Did you not read the note in caps below the drawing. 

NOTE THIS DRAWING WRONG AND WILL NOT WORK PROPERLY. It is for information only.

Someone asked how this could be done wrong and I provided a diagram of the most common mistake made when wiring three ways switches with more than one light between them.
I have editted the font size and colour to make it more clear.


----------



## Fireguy5674 (Mar 10, 2013)

Sorry Joe I was actually quoting Sparky.  He seemed to be saying it was appropriate to wire them in series if you so choose.  Maybe I mistook his meaning.  I understand that you are not suggesting to wire in series and the diagram posted was how *NOT* to do it.


----------



## Sparky723 (Mar 10, 2013)

Ok.
Yes I'm an electrical contractor and yes, I know the difference between series and parallel ( to whoever asked).

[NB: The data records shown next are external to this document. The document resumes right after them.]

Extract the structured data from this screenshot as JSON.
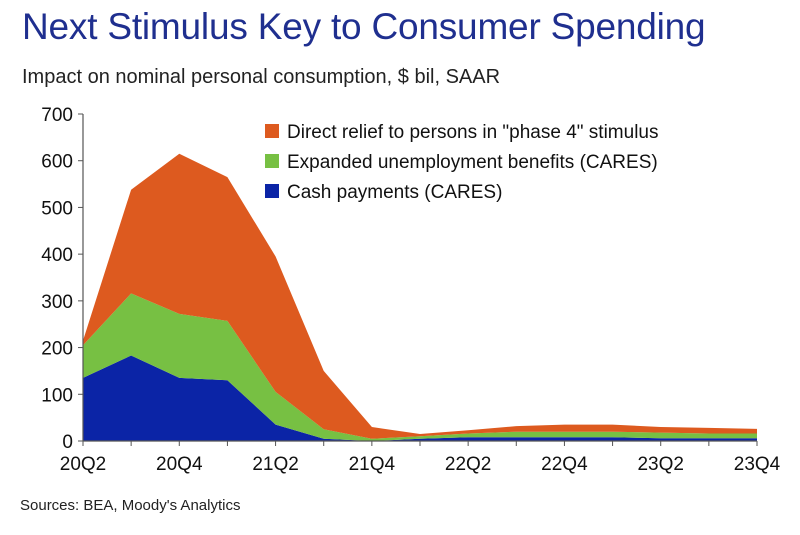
{
  "title": "Next Stimulus Key to Consumer Spending",
  "subtitle": "Impact on nominal personal consumption, $ bil, SAAR",
  "source": "Sources: BEA, Moody's Analytics",
  "chart_data": {
    "type": "area",
    "stacked": true,
    "x": [
      "20Q2",
      "20Q3",
      "20Q4",
      "21Q1",
      "21Q2",
      "21Q3",
      "21Q4",
      "22Q1",
      "22Q2",
      "22Q3",
      "22Q4",
      "23Q1",
      "23Q2",
      "23Q3",
      "23Q4"
    ],
    "x_tick_labels": [
      "20Q2",
      "20Q4",
      "21Q2",
      "21Q4",
      "22Q2",
      "22Q4",
      "23Q2",
      "23Q4"
    ],
    "y_tick_labels": [
      "0",
      "100",
      "200",
      "300",
      "400",
      "500",
      "600",
      "700"
    ],
    "ylim": [
      0,
      700
    ],
    "grid": false,
    "legend_position": "top-right",
    "series": [
      {
        "name": "Cash payments (CARES)",
        "color": "#0b24a6",
        "values": [
          135,
          183,
          135,
          130,
          35,
          5,
          0,
          5,
          8,
          8,
          8,
          8,
          6,
          6,
          6
        ]
      },
      {
        "name": "Expanded unemployment benefits (CARES)",
        "color": "#77c043",
        "values": [
          70,
          133,
          137,
          127,
          70,
          20,
          5,
          5,
          8,
          12,
          12,
          12,
          12,
          10,
          10
        ]
      },
      {
        "name": "Direct relief to persons in \"phase 4\" stimulus",
        "color": "#dd5a1f",
        "values": [
          10,
          222,
          343,
          308,
          290,
          125,
          25,
          5,
          7,
          12,
          15,
          15,
          12,
          12,
          10
        ]
      }
    ]
  }
}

Lights in general can be wired in series, however, can light housings nowadays usually come equipped with a termination block that automatically makes them wired in parallel.

I was stating in that diagram that the 12/3 wasn't ran correctly between switch boxes. That's all. 
I saw all text informing the reader it was incorrect.

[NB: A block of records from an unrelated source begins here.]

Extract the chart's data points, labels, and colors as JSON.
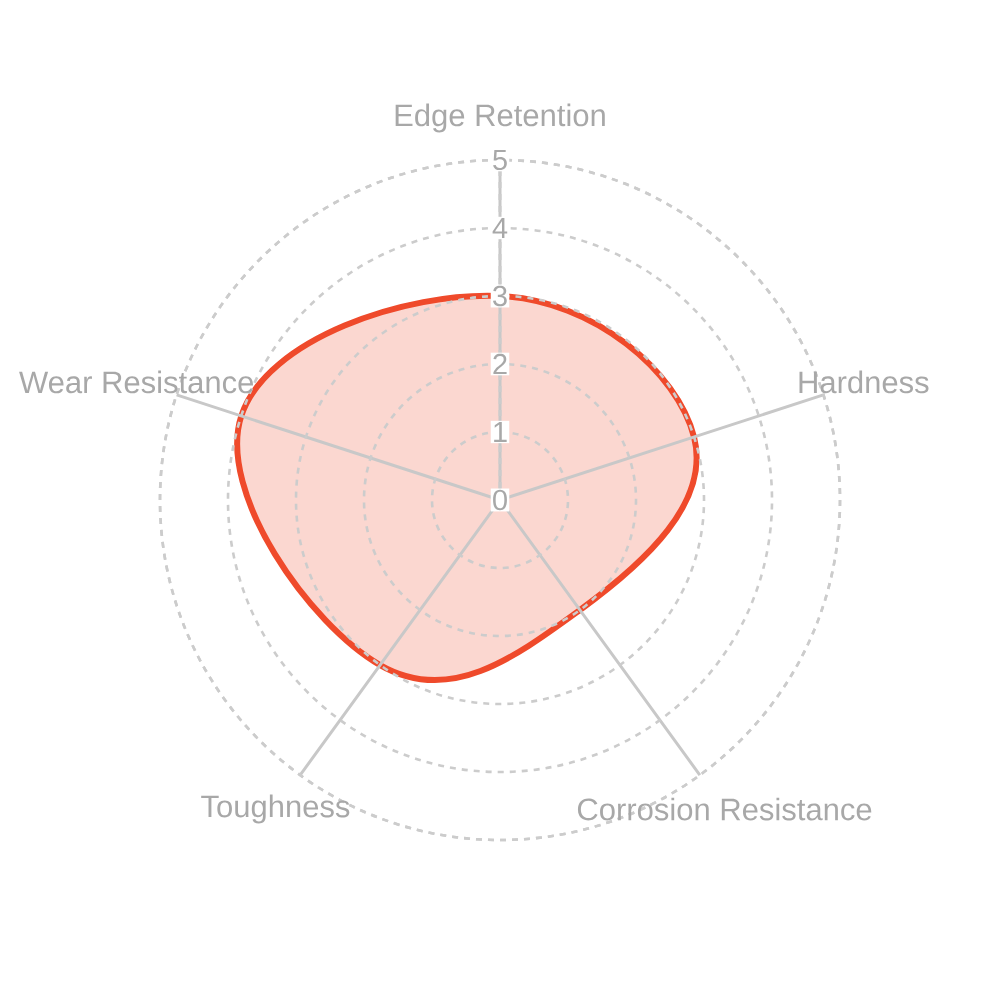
{
  "chart_data": {
    "type": "radar",
    "categories": [
      "Edge Retention",
      "Hardness",
      "Corrosion Resistance",
      "Toughness",
      "Wear Resistance"
    ],
    "series": [
      {
        "color": "#ef4a2b",
        "values": [
          3,
          3,
          2,
          3,
          4
        ]
      }
    ],
    "ylim": [
      0,
      5
    ],
    "yticks": [
      0,
      1,
      2,
      3,
      4,
      5
    ],
    "grid": true
  }
}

A lot of times flicker on can lights, especially between 2 3ways is due to not having the correct switches. Lurton Maestro is a good series of switches that can be used.


----------



## bolsaboy (Mar 12, 2013)

Thanks for all the help guys. Had electrician come back and fix problem. Fireguy was correct in what he had done. Using one three wire and not two two wires.


----------



## Sparky723 (Mar 13, 2013)

bolsaboy said:
			
		

> Thanks for all the help guys. Had electrician come back and fix problem. Fireguy was correct in what he had done. Using one three wire and not two two wires.



Glad it's fixed but if wired right, a 12/3 (3 wire)  could've been used instead of 2 12/2's (2-2 wires) and been legal. The 2-2 wires just uses more wire.


----------